A key speaker at the event, Mr. Asue Ighodalo, co-founder of Banwo and Ighodalo, who made a critique of the new CAMA in his presentation on “Rebirth of CAMA: Implications for the Capital Market Ecosystem”, explained that much as it contains many sections that would enhance the growth and development of the capital market, there was a need to review some new sections that could inhibit growth.

According to him: “Whilst CAMA 2020 amends and addresses a number of the loopholes and problem areas in the repealed Act, and also tried to revise our companies’ statute to bring same in tune with the 21st century, it would appear that the introduction of some oversight provisions and concepts suggest overregulation of companies and company practices. Some of these excessive regulatory provisions actually impede transactions in the market.
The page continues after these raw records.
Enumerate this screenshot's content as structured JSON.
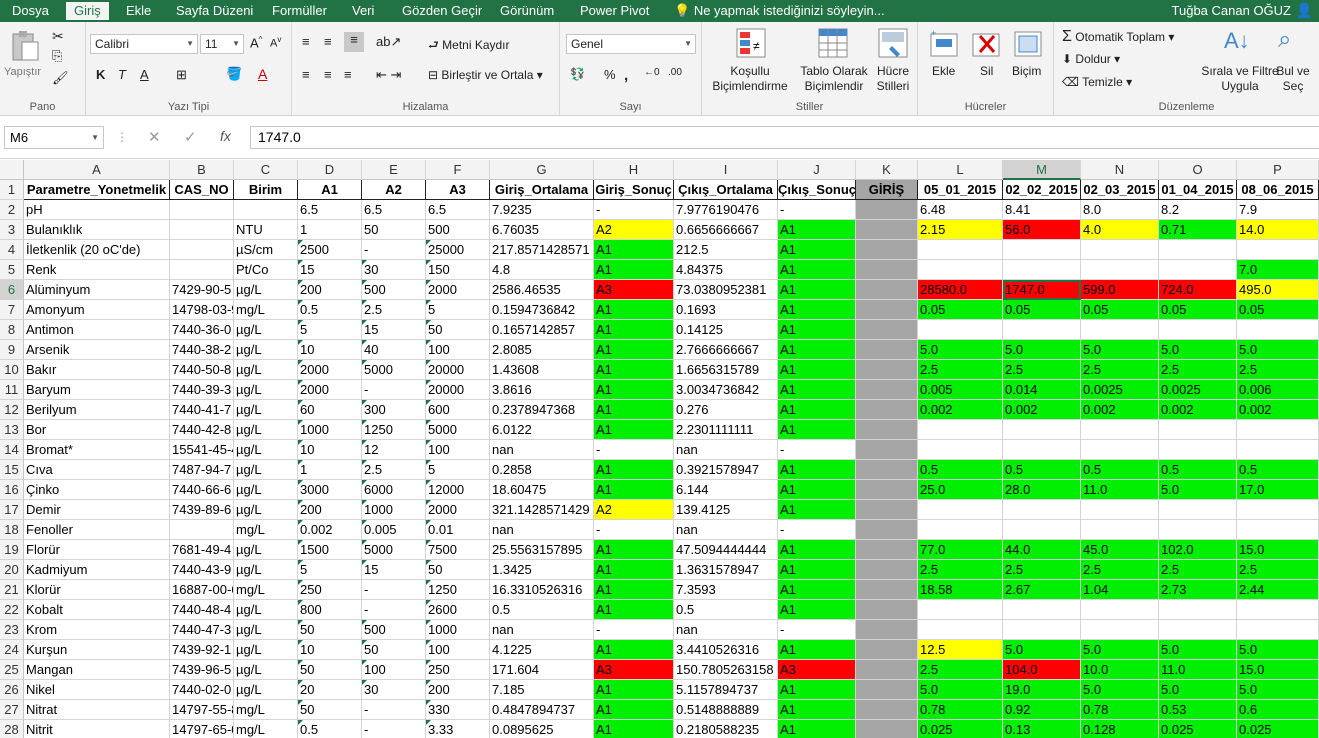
{
  "ribbon_tabs": [
    "Dosya",
    "Giriş",
    "Ekle",
    "Sayfa Düzeni",
    "Formüller",
    "Veri",
    "Gözden Geçir",
    "Görünüm",
    "Power Pivot"
  ],
  "tell_me": "Ne yapmak istediğinizi söyleyin...",
  "user_name": "Tuğba Canan OĞUZ",
  "groups": {
    "clipboard": {
      "label": "Pano",
      "paste": "Yapıştır"
    },
    "font": {
      "label": "Yazı Tipi",
      "name": "Calibri",
      "size": "11",
      "bold": "K",
      "italic": "T",
      "underline": "A"
    },
    "alignment": {
      "label": "Hizalama",
      "wrap": "Metni Kaydır",
      "merge": "Birleştir ve Ortala"
    },
    "number": {
      "label": "Sayı",
      "format": "Genel"
    },
    "styles": {
      "label": "Stiller",
      "cond_l1": "Koşullu",
      "cond_l2": "Biçimlendirme",
      "table_l1": "Tablo Olarak",
      "table_l2": "Biçimlendir",
      "cell_l1": "Hücre",
      "cell_l2": "Stilleri"
    },
    "cells": {
      "label": "Hücreler",
      "insert": "Ekle",
      "delete": "Sil",
      "format": "Biçim"
    },
    "editing": {
      "label": "Düzenleme",
      "autosum": "Otomatik Toplam",
      "fill": "Doldur",
      "clear": "Temizle",
      "sort_l1": "Sırala ve Filtre",
      "sort_l2": "Uygula",
      "find_l1": "Bul ve",
      "find_l2": "Seç"
    }
  },
  "name_box": "M6",
  "formula_value": "1747.0",
  "columns": [
    "A",
    "B",
    "C",
    "D",
    "E",
    "F",
    "G",
    "H",
    "I",
    "J",
    "K",
    "L",
    "M",
    "N",
    "O",
    "P"
  ],
  "selected_column": "M",
  "selected_row": "6",
  "headers": [
    "Parametre_Yonetmelik",
    "CAS_NO",
    "Birim",
    "A1",
    "A2",
    "A3",
    "Giriş_Ortalama",
    "Giriş_Sonuç",
    "Çıkış_Ortalama",
    "Çıkış_Sonuç",
    "GİRİŞ",
    "05_01_2015",
    "02_02_2015",
    "02_03_2015",
    "01_04_2015",
    "08_06_2015"
  ],
  "rows": [
    [
      "pH",
      "",
      "",
      "6.5",
      "6.5",
      "6.5",
      "7.9235",
      "-",
      "7.9776190476",
      "-",
      "",
      "6.48",
      "8.41",
      "8.0",
      "8.2",
      "7.9"
    ],
    [
      "Bulanıklık",
      "",
      "NTU",
      "1",
      "50",
      "500",
      "6.76035",
      "A2",
      "0.6656666667",
      "A1",
      "",
      "2.15",
      "56.0",
      "4.0",
      "0.71",
      "14.0"
    ],
    [
      "İletkenlik (20 oC'de)",
      "",
      "µS/cm",
      "2500",
      "-",
      "25000",
      "217.8571428571",
      "A1",
      "212.5",
      "A1",
      "",
      "",
      "",
      "",
      "",
      ""
    ],
    [
      "Renk",
      "",
      "Pt/Co",
      "15",
      "30",
      "150",
      "4.8",
      "A1",
      "4.84375",
      "A1",
      "",
      "",
      "",
      "",
      "",
      "7.0"
    ],
    [
      "Alüminyum",
      "7429-90-5",
      "µg/L",
      "200",
      "500",
      "2000",
      "2586.46535",
      "A3",
      "73.0380952381",
      "A1",
      "",
      "28580.0",
      "1747.0",
      "599.0",
      "724.0",
      "495.0"
    ],
    [
      "Amonyum",
      "14798-03-9",
      "mg/L",
      "0.5",
      "2.5",
      "5",
      "0.1594736842",
      "A1",
      "0.1693",
      "A1",
      "",
      "0.05",
      "0.05",
      "0.05",
      "0.05",
      "0.05"
    ],
    [
      "Antimon",
      "7440-36-0",
      "µg/L",
      "5",
      "15",
      "50",
      "0.1657142857",
      "A1",
      "0.14125",
      "A1",
      "",
      "",
      "",
      "",
      "",
      ""
    ],
    [
      "Arsenik",
      "7440-38-2",
      "µg/L",
      "10",
      "40",
      "100",
      "2.8085",
      "A1",
      "2.7666666667",
      "A1",
      "",
      "5.0",
      "5.0",
      "5.0",
      "5.0",
      "5.0"
    ],
    [
      "Bakır",
      "7440-50-8",
      "µg/L",
      "2000",
      "5000",
      "20000",
      "1.43608",
      "A1",
      "1.6656315789",
      "A1",
      "",
      "2.5",
      "2.5",
      "2.5",
      "2.5",
      "2.5"
    ],
    [
      "Baryum",
      "7440-39-3",
      "µg/L",
      "2000",
      "-",
      "20000",
      "3.8616",
      "A1",
      "3.0034736842",
      "A1",
      "",
      "0.005",
      "0.014",
      "0.0025",
      "0.0025",
      "0.006"
    ],
    [
      "Berilyum",
      "7440-41-7",
      "µg/L",
      "60",
      "300",
      "600",
      "0.2378947368",
      "A1",
      "0.276",
      "A1",
      "",
      "0.002",
      "0.002",
      "0.002",
      "0.002",
      "0.002"
    ],
    [
      "Bor",
      "7440-42-8",
      "µg/L",
      "1000",
      "1250",
      "5000",
      "6.0122",
      "A1",
      "2.2301111111",
      "A1",
      "",
      "",
      "",
      "",
      "",
      ""
    ],
    [
      "Bromat*",
      "15541-45-4",
      "µg/L",
      "10",
      "12",
      "100",
      "nan",
      "-",
      "nan",
      "-",
      "",
      "",
      "",
      "",
      "",
      ""
    ],
    [
      "Cıva",
      "7487-94-7",
      "µg/L",
      "1",
      "2.5",
      "5",
      "0.2858",
      "A1",
      "0.3921578947",
      "A1",
      "",
      "0.5",
      "0.5",
      "0.5",
      "0.5",
      "0.5"
    ],
    [
      "Çinko",
      "7440-66-6",
      "µg/L",
      "3000",
      "6000",
      "12000",
      "18.60475",
      "A1",
      "6.144",
      "A1",
      "",
      "25.0",
      "28.0",
      "11.0",
      "5.0",
      "17.0"
    ],
    [
      "Demir",
      "7439-89-6",
      "µg/L",
      "200",
      "1000",
      "2000",
      "321.1428571429",
      "A2",
      "139.4125",
      "A1",
      "",
      "",
      "",
      "",
      "",
      ""
    ],
    [
      "Fenoller",
      "",
      "mg/L",
      "0.002",
      "0.005",
      "0.01",
      "nan",
      "-",
      "nan",
      "-",
      "",
      "",
      "",
      "",
      "",
      ""
    ],
    [
      "Florür",
      "7681-49-4",
      "µg/L",
      "1500",
      "5000",
      "7500",
      "25.5563157895",
      "A1",
      "47.5094444444",
      "A1",
      "",
      "77.0",
      "44.0",
      "45.0",
      "102.0",
      "15.0"
    ],
    [
      "Kadmiyum",
      "7440-43-9",
      "µg/L",
      "5",
      "15",
      "50",
      "1.3425",
      "A1",
      "1.3631578947",
      "A1",
      "",
      "2.5",
      "2.5",
      "2.5",
      "2.5",
      "2.5"
    ],
    [
      "Klorür",
      "16887-00-6",
      "mg/L",
      "250",
      "-",
      "1250",
      "16.3310526316",
      "A1",
      "7.3593",
      "A1",
      "",
      "18.58",
      "2.67",
      "1.04",
      "2.73",
      "2.44"
    ],
    [
      "Kobalt",
      "7440-48-4",
      "µg/L",
      "800",
      "-",
      "2600",
      "0.5",
      "A1",
      "0.5",
      "A1",
      "",
      "",
      "",
      "",
      "",
      ""
    ],
    [
      "Krom",
      "7440-47-3",
      "µg/L",
      "50",
      "500",
      "1000",
      "nan",
      "-",
      "nan",
      "-",
      "",
      "",
      "",
      "",
      "",
      ""
    ],
    [
      "Kurşun",
      "7439-92-1",
      "µg/L",
      "10",
      "50",
      "100",
      "4.1225",
      "A1",
      "3.4410526316",
      "A1",
      "",
      "12.5",
      "5.0",
      "5.0",
      "5.0",
      "5.0"
    ],
    [
      "Mangan",
      "7439-96-5",
      "µg/L",
      "50",
      "100",
      "250",
      "171.604",
      "A3",
      "150.7805263158",
      "A3",
      "",
      "2.5",
      "104.0",
      "10.0",
      "11.0",
      "15.0"
    ],
    [
      "Nikel",
      "7440-02-0",
      "µg/L",
      "20",
      "30",
      "200",
      "7.185",
      "A1",
      "5.1157894737",
      "A1",
      "",
      "5.0",
      "19.0",
      "5.0",
      "5.0",
      "5.0"
    ],
    [
      "Nitrat",
      "14797-55-8",
      "mg/L",
      "50",
      "-",
      "330",
      "0.4847894737",
      "A1",
      "0.5148888889",
      "A1",
      "",
      "0.78",
      "0.92",
      "0.78",
      "0.53",
      "0.6"
    ],
    [
      "Nitrit",
      "14797-65-0",
      "mg/L",
      "0.5",
      "-",
      "3.33",
      "0.0895625",
      "A1",
      "0.2180588235",
      "A1",
      "",
      "0.025",
      "0.13",
      "0.128",
      "0.025",
      "0.025"
    ]
  ],
  "fills": [
    [
      "",
      "",
      "",
      "",
      "",
      "",
      "",
      "",
      "",
      "",
      "gray",
      "",
      "",
      "",
      "",
      ""
    ],
    [
      "",
      "",
      "",
      "",
      "",
      "",
      "",
      "y",
      "",
      "g",
      "gray",
      "y",
      "r",
      "y",
      "g",
      "y"
    ],
    [
      "",
      "",
      "",
      "",
      "",
      "",
      "",
      "g",
      "",
      "g",
      "gray",
      "",
      "",
      "",
      "",
      ""
    ],
    [
      "",
      "",
      "",
      "",
      "",
      "",
      "",
      "g",
      "",
      "g",
      "gray",
      "",
      "",
      "",
      "",
      "g"
    ],
    [
      "",
      "",
      "",
      "",
      "",
      "",
      "",
      "r",
      "",
      "g",
      "gray",
      "r",
      "r",
      "r",
      "r",
      "y"
    ],
    [
      "",
      "",
      "",
      "",
      "",
      "",
      "",
      "g",
      "",
      "g",
      "gray",
      "g",
      "g",
      "g",
      "g",
      "g"
    ],
    [
      "",
      "",
      "",
      "",
      "",
      "",
      "",
      "g",
      "",
      "g",
      "gray",
      "",
      "",
      "",
      "",
      ""
    ],
    [
      "",
      "",
      "",
      "",
      "",
      "",
      "",
      "g",
      "",
      "g",
      "gray",
      "g",
      "g",
      "g",
      "g",
      "g"
    ],
    [
      "",
      "",
      "",
      "",
      "",
      "",
      "",
      "g",
      "",
      "g",
      "gray",
      "g",
      "g",
      "g",
      "g",
      "g"
    ],
    [
      "",
      "",
      "",
      "",
      "",
      "",
      "",
      "g",
      "",
      "g",
      "gray",
      "g",
      "g",
      "g",
      "g",
      "g"
    ],
    [
      "",
      "",
      "",
      "",
      "",
      "",
      "",
      "g",
      "",
      "g",
      "gray",
      "g",
      "g",
      "g",
      "g",
      "g"
    ],
    [
      "",
      "",
      "",
      "",
      "",
      "",
      "",
      "g",
      "",
      "g",
      "gray",
      "",
      "",
      "",
      "",
      ""
    ],
    [
      "",
      "",
      "",
      "",
      "",
      "",
      "",
      "",
      "",
      "",
      "gray",
      "",
      "",
      "",
      "",
      ""
    ],
    [
      "",
      "",
      "",
      "",
      "",
      "",
      "",
      "g",
      "",
      "g",
      "gray",
      "g",
      "g",
      "g",
      "g",
      "g"
    ],
    [
      "",
      "",
      "",
      "",
      "",
      "",
      "",
      "g",
      "",
      "g",
      "gray",
      "g",
      "g",
      "g",
      "g",
      "g"
    ],
    [
      "",
      "",
      "",
      "",
      "",
      "",
      "",
      "y",
      "",
      "g",
      "gray",
      "",
      "",
      "",
      "",
      ""
    ],
    [
      "",
      "",
      "",
      "",
      "",
      "",
      "",
      "",
      "",
      "",
      "gray",
      "",
      "",
      "",
      "",
      ""
    ],
    [
      "",
      "",
      "",
      "",
      "",
      "",
      "",
      "g",
      "",
      "g",
      "gray",
      "g",
      "g",
      "g",
      "g",
      "g"
    ],
    [
      "",
      "",
      "",
      "",
      "",
      "",
      "",
      "g",
      "",
      "g",
      "gray",
      "g",
      "g",
      "g",
      "g",
      "g"
    ],
    [
      "",
      "",
      "",
      "",
      "",
      "",
      "",
      "g",
      "",
      "g",
      "gray",
      "g",
      "g",
      "g",
      "g",
      "g"
    ],
    [
      "",
      "",
      "",
      "",
      "",
      "",
      "",
      "g",
      "",
      "g",
      "gray",
      "",
      "",
      "",
      "",
      ""
    ],
    [
      "",
      "",
      "",
      "",
      "",
      "",
      "",
      "",
      "",
      "",
      "gray",
      "",
      "",
      "",
      "",
      ""
    ],
    [
      "",
      "",
      "",
      "",
      "",
      "",
      "",
      "g",
      "",
      "g",
      "gray",
      "y",
      "g",
      "g",
      "g",
      "g"
    ],
    [
      "",
      "",
      "",
      "",
      "",
      "",
      "",
      "r",
      "",
      "r",
      "gray",
      "g",
      "r",
      "g",
      "g",
      "g"
    ],
    [
      "",
      "",
      "",
      "",
      "",
      "",
      "",
      "g",
      "",
      "g",
      "gray",
      "g",
      "g",
      "g",
      "g",
      "g"
    ],
    [
      "",
      "",
      "",
      "",
      "",
      "",
      "",
      "g",
      "",
      "g",
      "gray",
      "g",
      "g",
      "g",
      "g",
      "g"
    ],
    [
      "",
      "",
      "",
      "",
      "",
      "",
      "",
      "g",
      "",
      "g",
      "gray",
      "g",
      "g",
      "g",
      "g",
      "g"
    ]
  ],
  "colors": {
    "excel_green": "#217346",
    "fill_green": "#00ee00",
    "fill_yellow": "#ffff00",
    "fill_red": "#ff0000",
    "separator_gray": "#a5a5a5"
  }
}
“Section 142 of the Act provides that a company shall not, in any event, allot newly issued shares unless they are offered in the first instance to all existing shareholders of the class being issued in proportion as nearly as may be to their existing holdings. The applicability of this provision does not distinguish between private and public companies.

“The implementation of this provision will pose significant problems for public companies seeking to raise capital by the issuance of new shares. In undertaking such capital raising transactions, public companies would not be able to make public offers or undertake private placements without first making an offer to all their shareholders.

“This amendment has raised concern amongst operators, corporates, and investors, and is a significant deviation from the provision of the repealed Act which only specified pre-emptive rights for private companies.”

In his presentation, the Chairman, House Committee on Capital Market, Babangida Ibrahim explained that the Conference would add value to the search for a fruitful and rewarding economic template that would bring about sustainable growth and development of Nigeria.

Earlier, in an address of welcome, the CIS President, Mr. Olatunde Amolegbe pointed out that finding solutions to Nigeria’s economic problems was at the heart of this year’s conference objective and that Nigerian stockbrokers have skills and competencies which can help the government in providing solutions to funding infrastructure deficit.

“I should at this juncture inform the general public that the scope of stockbroking or the skill content of Chartered stockbrokers goes far beyond the traditional and popular securities trading activity typically associated with them. Stockbrokers are all-round investment experts,” Amolegbe said.